According to the Nielsen Company, consumers spent 4 hours and 59 minutes per day in Q1 2019 connected to digital media. That makes marketing campaigns on digital platforms highly visible, cost-effective, and persuasive. To achieve the greatest ROI from digital marketing and stay ahead of the competition, retailers and their executive teams need to understand the trends and interpret their marketing data in a way that simultaneously improves revenue generation and customer loyalty.
Playing an Increasing Role in Revenue Generation
Since before the Great Recession, there has been a steady increase in the percentage of U.S. retail purchases made online. This expansion of digital media has taken a large bite out of the revenue stream of brick-and-motor retailers that failed to adapt. Increasingly, retailers are realizing the extent to which effective digital marketing translates into greater revenue generation.
Macy’s is a prime example of shifting marketing strategies. In the wake of closures and meager sales growth at flagship stores, the department store chain restructured and placed a greater emphasis on their digital marketing efforts. They funneled $550 million into their digital business that resulted in several quarterly increases after a three year slump in sales. Their ongoing success will depend greatly on their understanding of digital marketing data and their ability to turn ad views into sales.

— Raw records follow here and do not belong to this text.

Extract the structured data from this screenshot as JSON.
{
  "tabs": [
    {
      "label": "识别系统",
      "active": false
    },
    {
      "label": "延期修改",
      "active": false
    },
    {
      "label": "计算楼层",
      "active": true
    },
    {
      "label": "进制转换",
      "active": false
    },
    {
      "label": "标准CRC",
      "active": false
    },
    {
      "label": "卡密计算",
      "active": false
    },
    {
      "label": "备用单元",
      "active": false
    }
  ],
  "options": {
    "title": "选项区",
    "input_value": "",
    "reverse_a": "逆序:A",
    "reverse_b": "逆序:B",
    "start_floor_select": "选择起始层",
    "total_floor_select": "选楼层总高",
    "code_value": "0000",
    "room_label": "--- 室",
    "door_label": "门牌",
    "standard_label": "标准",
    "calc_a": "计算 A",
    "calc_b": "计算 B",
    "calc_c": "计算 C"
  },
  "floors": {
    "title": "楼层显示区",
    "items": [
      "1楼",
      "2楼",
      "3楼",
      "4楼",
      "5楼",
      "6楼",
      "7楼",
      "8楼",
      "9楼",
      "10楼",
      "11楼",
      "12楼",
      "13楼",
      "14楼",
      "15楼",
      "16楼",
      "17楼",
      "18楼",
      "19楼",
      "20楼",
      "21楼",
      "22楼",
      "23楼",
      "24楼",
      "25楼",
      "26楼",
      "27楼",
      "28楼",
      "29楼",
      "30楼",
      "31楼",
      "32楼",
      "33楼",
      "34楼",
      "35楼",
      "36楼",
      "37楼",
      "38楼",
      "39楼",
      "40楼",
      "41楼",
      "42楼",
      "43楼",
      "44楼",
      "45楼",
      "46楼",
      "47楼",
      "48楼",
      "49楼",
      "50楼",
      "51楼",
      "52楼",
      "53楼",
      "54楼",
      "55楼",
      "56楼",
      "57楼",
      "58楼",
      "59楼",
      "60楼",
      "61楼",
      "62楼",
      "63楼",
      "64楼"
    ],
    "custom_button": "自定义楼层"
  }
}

Kroger is in the midst of developing a model in which retailers can leverage data to increase their revenue stream. The Kroger Precision Marketing program combines the data from online interactions on specific advertisements with customers’ in-store buying habits, identifying the correlations between digital marketing and actual purchases. By monetizing their data in this fashion, Kroger provides a service to brands that sell products in their stores or even retailers that are targeting the same customers.
In addition to upselling and cross-selling, the data obtained from marketing can contribute to customer retention strategies. Though not a retailer, American Express is pioneering a framework that retailers can use to prevent churn and save revenue that would have otherwise been lost. Using machine learning models, they can determine which accounts are most likely to close within four months and direct their digital marketing efforts to prevent those closures. Retailers are capable of using rewards or loyalty programs in a similar manner, capturing data to identify profitable customers, save those on the fence, and encourage more purchases.
Enabling Personalization and a More Rewarding CX
Studies show that brands with industry-leading customer experiences achieve a greater ROI than those on the lower end. Increasingly, a rich customer experience equates to deeper personalization, which can increase revenue 5% to 15%. With digital marketing and various data-driven tools, more retailers are able to personalize their interactions with consumers and shape behaviors in ways that produce a greater ROI.
McKinsey notes that the shift to digital marketing over the next 15 years will result in more human interactions and stages in the buying cycle. Omnichannel marketing strategies will be a major starting point in that transition, creating a three-dimensional understanding of customers from the data points spread across social media, online websites, mobile apps, and in-store interactions. Understanding the customer and their complete journey not only boosts revenue, but is proven to result in 91% greater customer retention year over year. It’s no wonder why retailers like Nordstrom, Macy’s, Amazon, and Walmart are putting a greater emphasis (and seeing results) on their omnichannel strategies.
Moreover, the blurring line between digital and physical marketing will create experiences that feel more organic. American Eagle is already experimenting with this practice, using GPS triggering when a customer enters their stores to provide offers and discounts that are personalized to a customer’s buying habits and needs. Retailers that harness this strategy will improve their ability to generate steady revenue.
By building engagement and brand awareness in the early-stages of the buying cycle, companies are able to connect with their consumers and make themselves an indispensable part of their lives. Telling a cohesive story across the customer journey goes a long way to making a difference. Data is helping brands to uncover patterns and pinpoint the factors that motivate customers.
Adjusting Executive Talent Requirements
What does all this mean in terms of securing talent? That more executive marketing roles will demand fluency in digital platforms and data analytics. Recruiting for executive roles in marketing has evolved over the last 6 years, centering increasingly on marketing executives’ ability to understand what martech, or marketing technology, can do for a company.
Additionally, marketing executives need to comprehend the qualities that make a modern marketing team capable of adapting with changing market trends and advancements in technology. Marketers increasingly wear multiple hats, acting as content creators, salespeople, and data analysts all at once. Retailers that thrive will have a leadership team capable of leveraging digital marketing savvy personnel, data from across omnichannel interactions, and actionable insights to surpass their competitors and grow their revenue.
Understanding digital marketing’s role as it relates to customer information and revenue is the difference between those retailers like Nordstrom that thrive in the digital world and those that continue to suffer. In the end, retailers will thrive through top down initiatives with executive talent prepared to lead the way into new and evolving digital marketing campaigns.